Grant For Yorkshire's Oldest Cloth Hall

  • Leeds' First White Cloth Hall Receives English Heritage Grant
  • Positive Step Towards Securing Building's Future

English Heritage have given a grant of £45,000 to the First White Cloth Hall in Leeds this week, beginning a project to investigate its condition and give a clear picture of what further works are essential to rescue this integral piece of Leeds' history.

The aim of this Project Development grant is to secure a viable future for the First White Cloth Hall. The project will include a survey of the building's condition to give an idea of costs for repair, archaeological recording and a conservation plan will be written to clearly demonstrate the building's importance. A further key part of the project is to hold a consultation with the local population and heritage groups, opening up discussions about the building's future.

The Grade II* listed building is one of the oldest surviving cloth markets in Yorkshire and its construction in 1711 was critical to the city's development as the centre of the county's textile trade. The building is in a poor condition and has been on the Heritage at Risk Register since 1999, declining in recent years with successive owners unable to carry through their proposals for repair work. English Heritage has been working with Leeds City Council and the owners for several years to help realise their plans for regeneration and the grant offered this week is the next positive step towards bringing it back into use as part of the wider revival of Kirkgate.

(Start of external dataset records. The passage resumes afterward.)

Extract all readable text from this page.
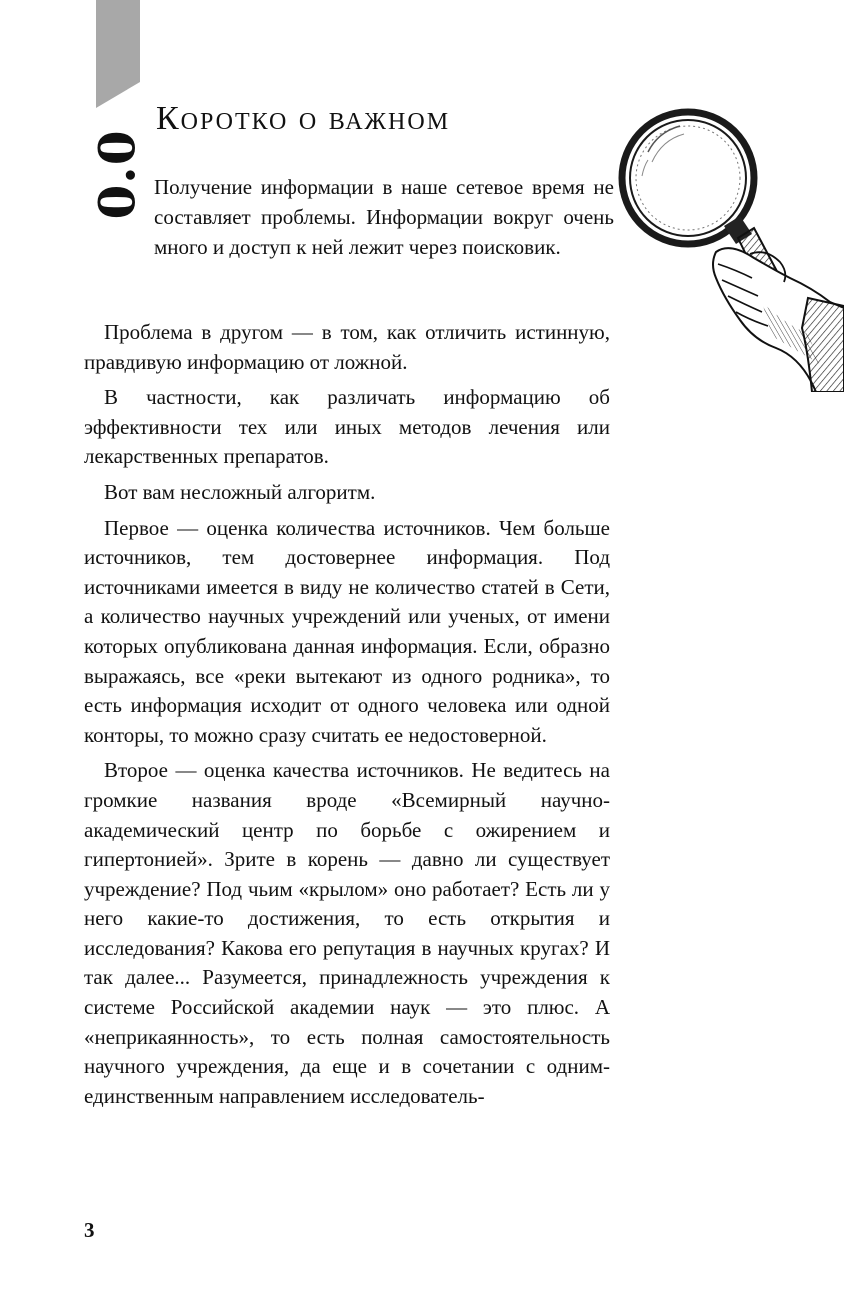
0.0
Коротко о важном

Получение информации в наше сетевое время не составляет проблемы. Информации вокруг очень много и доступ к ней лежит через поисковик.

Проблема в другом — в том, как отличить истинную, правдивую информацию от ложной.

В частности, как различать информацию об эффективности тех или иных методов лечения или лекарственных препаратов.

Вот вам несложный алгоритм.

Первое — оценка количества источников. Чем больше источников, тем достовернее информация. Под источниками имеется в виду не количество статей в Сети, а количество научных учреждений или ученых, от имени которых опубликована данная информация. Если, образно выражаясь, все «реки вытекают из одного родника», то есть информация исходит от одного человека или одной конторы, то можно сразу считать ее недостоверной.

Второе — оценка качества источников. Не ведитесь на громкие названия вроде «Всемирный научно-академический центр по борьбе с ожирением и гипертонией». Зрите в корень — давно ли существует учреждение? Под чьим «крылом» оно работает? Есть ли у него какие-то достижения, то есть открытия и исследования? Какова его репутация в научных кругах? И так далее... Разумеется, принадлежность учреждения к системе Российской академии наук — это плюс. А «неприкаянность», то есть полная самостоятельность научного учреждения, да еще и в сочетании с одним-единственным направлением исследователь-

3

Craig McHugh, Heritage at Risk Principal for English Heritage in Yorkshire said:
"English Heritage are delighted that Leeds City Council have been able to secure an agreement with City Fusion to take this project forward. We're looking forward to historical discoveries being made about this fascinating site as the archaeologists get to work and to seeing fresh proposals from the design team for its future use."

Councillor Richard Lewis, Leeds City Council's executive member for transport and the economy, said: "This a significant and positive step forward in the restoration of this historic building which will help this important project to progress.

We know there has been genuine concern over the future of this site and that's why we've been working hard alongside English Heritage to get things moving and bring it back into use- and this grant will help us to do just that.

Although these things take time, we are confident that through this project, we can secure sustainable new use for the building and make it a key part of the regeneration of the Kirkgate area."

In recent years part of the First White Cloth Hall deteriorated to the point where it was unsafe to enter, so emergency demolition works took place in 2010 to secure as much of the building as possible. These works revealed there was more original fabric to be restored in situ than first thought and archaeological surveys through this new English Heritage grant-aided project will further unravel the building's history, creating ideas for its future use.